Structural Fe in clay minerals is an important redox-active species in many pristine and contaminated environments as well as in engineered systems. Understanding the extent and kinetics of redox reactions involving Fe-bearing clay minerals has been challenging due to the inability to relate structural Fe2+/Fe-total fractions to fundamental redox properties, such as reduction potentials (E-H). Here, we overcame this challenge by using mediated electrochemical reduction (MER) and oxidation (MEO) to characterize the fraction of redox-active structural Fe (Fe2+/Fe-total) in smectites over a wide range of applied E-H-values (similar to 0.6 V to +0.6 V). We examined Fe2+/Fe-total - E-H relationships of four natural Fe-bearing smectites (SWy-2, SWa-1, NAu-1, NAu-2) in their native, reduced, and recoxidized states and compared our measurements with spectroscopic observations and a suite of mineralogical properties. All smectites exhibited unique Fe2+/Fe-total - E-H relationships, were redox active over wide E-H ranges, and underwent irreversible electron transfer induced structural changes that were observable with X-ray absorption spectroscopy.
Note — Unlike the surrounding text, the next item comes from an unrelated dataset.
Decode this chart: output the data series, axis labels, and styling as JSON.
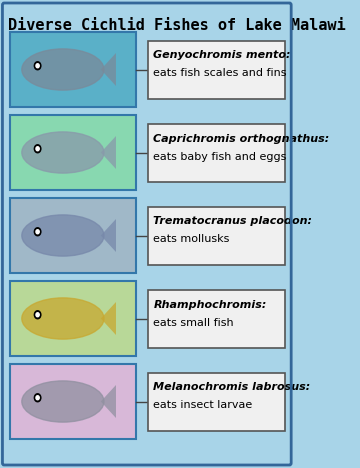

Variations among the smectite Fe2+/Fe-total - E-H relationships correlated well with both bulk and molecular-scale properties, including Fe-total content, layer charge, and quadrupole splitting values, suggesting that multiple structural parameters determined the redox properties of smectites. The Fe2+/Fe-total - E-H relationships developed for these four commonly studied clay minerals may be applied to future studies interested in relating the extent of structural Fe reduction or oxidation to E-H-values.